News reports about the New York Police Department’s intensive surveillance of Muslims after 9/11 shock me, but particularly reports that just attending a Mosque made someone a target for observation. License plate numbers were taken from cars in the lot. They wanted an informant in every mosque.

As a clergy-person, that bothers me. Houses of worship are no place for that sort of government behavior. If someone was taking down all the plate numbers in your church parking lot, how would you feel? I’d feel like making a little visit to the local police station, wearing my clerical collar.

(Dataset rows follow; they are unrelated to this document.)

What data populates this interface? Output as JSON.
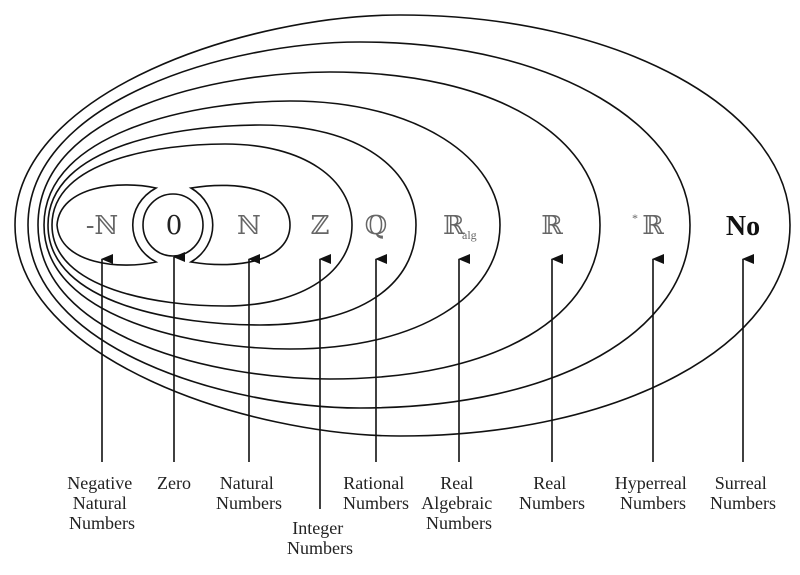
{
  "sets": [
    {
      "id": "neg-natural",
      "symbol": "-ℕ",
      "label": [
        "Negative",
        "Natural",
        "Numbers"
      ]
    },
    {
      "id": "zero",
      "symbol": "0",
      "label": [
        "Zero"
      ]
    },
    {
      "id": "natural",
      "symbol": "ℕ",
      "label": [
        "Natural",
        "Numbers"
      ]
    },
    {
      "id": "integer",
      "symbol": "ℤ",
      "label": [
        "Integer",
        "Numbers"
      ]
    },
    {
      "id": "rational",
      "symbol": "ℚ",
      "label": [
        "Rational",
        "Numbers"
      ]
    },
    {
      "id": "real-algebraic",
      "symbol": "ℝ",
      "subscript": "alg",
      "label": [
        "Real",
        "Algebraic",
        "Numbers"
      ]
    },
    {
      "id": "real",
      "symbol": "ℝ",
      "label": [
        "Real",
        "Numbers"
      ]
    },
    {
      "id": "hyperreal",
      "symbol": "ℝ",
      "prefix": "*",
      "label": [
        "Hyperreal",
        "Numbers"
      ]
    },
    {
      "id": "surreal",
      "symbol": "No",
      "label": [
        "Surreal",
        "Numbers"
      ]
    }
  ]
}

When I was a seminary student, studying at the denominational seminary of the little, historically Dutch-American denomination I was raised in and started ministry in, we learned something in a church history class that honestly floored me. (This was about a year before 9/11, I think.)

During World War I, understandably, many English-speaking Americans couldn’t tell the difference between Dutch and German. Of course, the fact that the Germans refer to themselves as “Deutsch.” Besides, they looked pretty similar, these big pale people, so, better safe than sorry, Dutch-speaking people were under suspicion of being sympathetic at best to the Germans. (Full disclosure: there was some fierce debate among some Dutch in America at the time about who to support in the war.)

The state of Iowa actually passed legislation that made it illegal for a worship service to be held in any language other than English. And while some places didn’t enforce this, others did. There were places where law enforcement officers attended church to make sure there was nothing but English spoken.

Meanwhile, “Dutch” churches that refused to put an American flag at the front of their sanctuary, made their children memorize the Heidelberg Catechism in Dutch, and worshipped in Dutch, were suspect.

During the course of that war, many congregations did begin to use English more and more. Partly because, a couple of generations into immigration (this group was not the early New Amsterdam Dutch of the Colonial era, but a later migratory group), their children and grandchildren were speaking English. But it was also because these churches realized that they needed to do things like string up an American flag and learn some hymns in English so that their neighbors would accept them.

While this was no where near the scale of surveillance and discrimination we’ve seen against Muslims in this country in the pst decade, when I hear about Muslim places of worship being suspect, I immediately am reminded that something small but similar happened to my religious great great grandparents. I’m guessing it wasn’t so great for actual German congregations in Iowa, either!

We have historically, as a nation, been capable before of discrimination against a religious group. How quickly we assimilate, and, sadly, join in casting suspicion on people who are different from us.

The thing is, except for a very few truly Native Americans, we were all immigrants once.